The production of methamphetamine, the most popular drug in the region, continues to hit record highs while prices fall to new lows in east and southeast Asia, as well as Australia and New Zealand, the United Nations Office on Drugs and Crime (UNODC) says in a report containing data from 2019 to first quarter of 2020.

"It is hard to imagine that organised crime have again managed to expand the drug market, but they have," said Jeremy Douglas, UNODC representative for southeast Asia and the Pacific.

"While the world has shifted its attention to the COVID-19 pandemic, all indications are that production and trafficking of synthetic drugs and chemicals continue at record levels in the region."

Inshik Sim, a UNODC illicit drugs analyst, told Reuters that recent intelligence suggested there had been no change in the street price of methamphetamine in Bangkok or Manila, the capitals of Thailand and the Philippines and the biggest markets for the substance in southeast Asia.

This, he said, showed there had been "no impact on its availability in the market".

The pattern of drug trade on the consumer level, however, has shifted more to online social media platforms as government measures against the coronavirus limits people's movement, said Thailand's deputy secretary-general of the Narcotics Control Board Paisith Sungkahapong.

"We have found the increase in the online drug trade via Facebook, Twitter, Instagram and also we found a lot of drugs being conceal and transport to buyers via the postal, public and private services," he said.

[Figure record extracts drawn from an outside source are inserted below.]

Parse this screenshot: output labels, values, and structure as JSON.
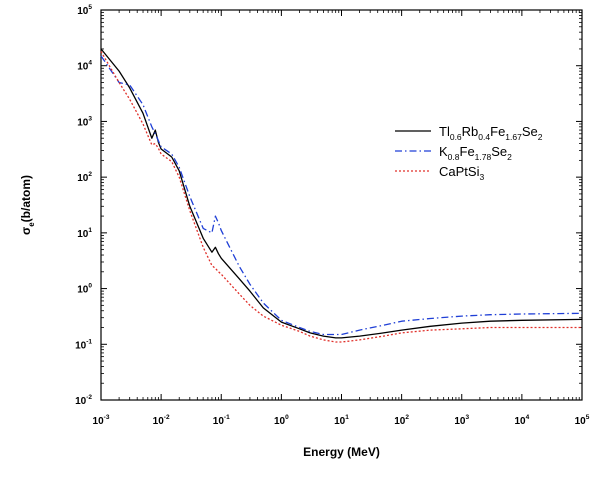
{
  "chart_data": {
    "type": "line",
    "xlabel": "Energy (MeV)",
    "ylabel": {
      "main": "σ",
      "sub": "e",
      "rest": "(b/atom)"
    },
    "xscale": "log",
    "yscale": "log",
    "xlim": [
      0.001,
      100000
    ],
    "ylim": [
      0.01,
      100000
    ],
    "x_ticks": [
      {
        "value": 0.001,
        "base": "10",
        "exp": "-3"
      },
      {
        "value": 0.01,
        "base": "10",
        "exp": "-2"
      },
      {
        "value": 0.1,
        "base": "10",
        "exp": "-1"
      },
      {
        "value": 1,
        "base": "10",
        "exp": "0"
      },
      {
        "value": 10,
        "base": "10",
        "exp": "1"
      },
      {
        "value": 100,
        "base": "10",
        "exp": "2"
      },
      {
        "value": 1000,
        "base": "10",
        "exp": "3"
      },
      {
        "value": 10000,
        "base": "10",
        "exp": "4"
      },
      {
        "value": 100000,
        "base": "10",
        "exp": "5"
      }
    ],
    "y_ticks": [
      {
        "value": 0.01,
        "base": "10",
        "exp": "-2"
      },
      {
        "value": 0.1,
        "base": "10",
        "exp": "-1"
      },
      {
        "value": 1,
        "base": "10",
        "exp": "0"
      },
      {
        "value": 10,
        "base": "10",
        "exp": "1"
      },
      {
        "value": 100,
        "base": "10",
        "exp": "2"
      },
      {
        "value": 1000,
        "base": "10",
        "exp": "3"
      },
      {
        "value": 10000,
        "base": "10",
        "exp": "4"
      },
      {
        "value": 100000,
        "base": "10",
        "exp": "5"
      }
    ],
    "grid": false,
    "legend_position": "right-middle",
    "series": [
      {
        "name": "Tl0.6Rb0.4Fe1.67Se2",
        "label_parts": [
          {
            "t": "Tl",
            "sub": false
          },
          {
            "t": "0.6",
            "sub": true
          },
          {
            "t": "Rb",
            "sub": false
          },
          {
            "t": "0.4",
            "sub": true
          },
          {
            "t": "Fe",
            "sub": false
          },
          {
            "t": "1.67",
            "sub": true
          },
          {
            "t": "Se",
            "sub": false
          },
          {
            "t": "2",
            "sub": true
          }
        ],
        "color": "#000000",
        "dash": "",
        "x": [
          0.001,
          0.002,
          0.003,
          0.005,
          0.007,
          0.008,
          0.009,
          0.01,
          0.015,
          0.02,
          0.03,
          0.05,
          0.07,
          0.08,
          0.09,
          0.1,
          0.2,
          0.3,
          0.5,
          1,
          2,
          3,
          5,
          8,
          10,
          20,
          50,
          100,
          300,
          1000,
          3000,
          10000,
          100000
        ],
        "y": [
          20000,
          8000,
          4000,
          1400,
          500,
          700,
          420,
          320,
          230,
          130,
          30,
          8,
          4.5,
          5.5,
          4.2,
          3.5,
          1.5,
          0.9,
          0.45,
          0.25,
          0.19,
          0.16,
          0.14,
          0.13,
          0.13,
          0.14,
          0.16,
          0.18,
          0.21,
          0.24,
          0.26,
          0.27,
          0.28
        ]
      },
      {
        "name": "K0.8Fe1.78Se2",
        "label_parts": [
          {
            "t": "K",
            "sub": false
          },
          {
            "t": "0.8",
            "sub": true
          },
          {
            "t": "Fe",
            "sub": false
          },
          {
            "t": "1.78",
            "sub": true
          },
          {
            "t": "Se",
            "sub": false
          },
          {
            "t": "2",
            "sub": true
          }
        ],
        "color": "#1f3fd6",
        "dash": "7,3,1.5,3",
        "x": [
          0.001,
          0.002,
          0.003,
          0.005,
          0.007,
          0.008,
          0.009,
          0.01,
          0.015,
          0.02,
          0.03,
          0.05,
          0.07,
          0.08,
          0.09,
          0.1,
          0.2,
          0.3,
          0.5,
          1,
          2,
          3,
          5,
          8,
          10,
          20,
          50,
          100,
          300,
          1000,
          3000,
          10000,
          100000
        ],
        "y": [
          15000,
          5000,
          4500,
          2000,
          800,
          600,
          450,
          350,
          260,
          150,
          45,
          12,
          10,
          20,
          15,
          11,
          2.5,
          1.2,
          0.55,
          0.27,
          0.2,
          0.17,
          0.15,
          0.15,
          0.15,
          0.18,
          0.22,
          0.26,
          0.29,
          0.32,
          0.34,
          0.35,
          0.36
        ]
      },
      {
        "name": "CaPtSi3",
        "label_parts": [
          {
            "t": "CaPtSi",
            "sub": false
          },
          {
            "t": "3",
            "sub": true
          }
        ],
        "color": "#e0302a",
        "dash": "2,2",
        "x": [
          0.001,
          0.002,
          0.003,
          0.005,
          0.007,
          0.008,
          0.009,
          0.01,
          0.015,
          0.02,
          0.03,
          0.05,
          0.07,
          0.08,
          0.09,
          0.1,
          0.2,
          0.3,
          0.5,
          1,
          2,
          3,
          5,
          8,
          10,
          20,
          50,
          100,
          300,
          1000,
          3000,
          10000,
          100000
        ],
        "y": [
          18000,
          5000,
          2500,
          900,
          380,
          400,
          330,
          260,
          190,
          100,
          25,
          5.5,
          2.6,
          2.3,
          2.0,
          1.8,
          0.8,
          0.5,
          0.32,
          0.22,
          0.17,
          0.14,
          0.12,
          0.11,
          0.11,
          0.12,
          0.14,
          0.16,
          0.18,
          0.19,
          0.2,
          0.2,
          0.2
        ]
      }
    ]
  }
}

The relative stability of the drug market in much of the Asia-Pacific contrasts with the experience in North America and Europe, where tougher travel restrictions and border controls have disrupted supply chains and pushed prices higher.

In recent years, transnational crime groups based in Hong Kong, Taiwan and Macau have expanded the sophistication and scale of methamphetamine production in industrial-scale labs in northern Myanmar and widened their distribution network as far as Japan and New Zealand.

As supply has surged and prices have fallen, the purity of the drug has increased, the UNODC report says.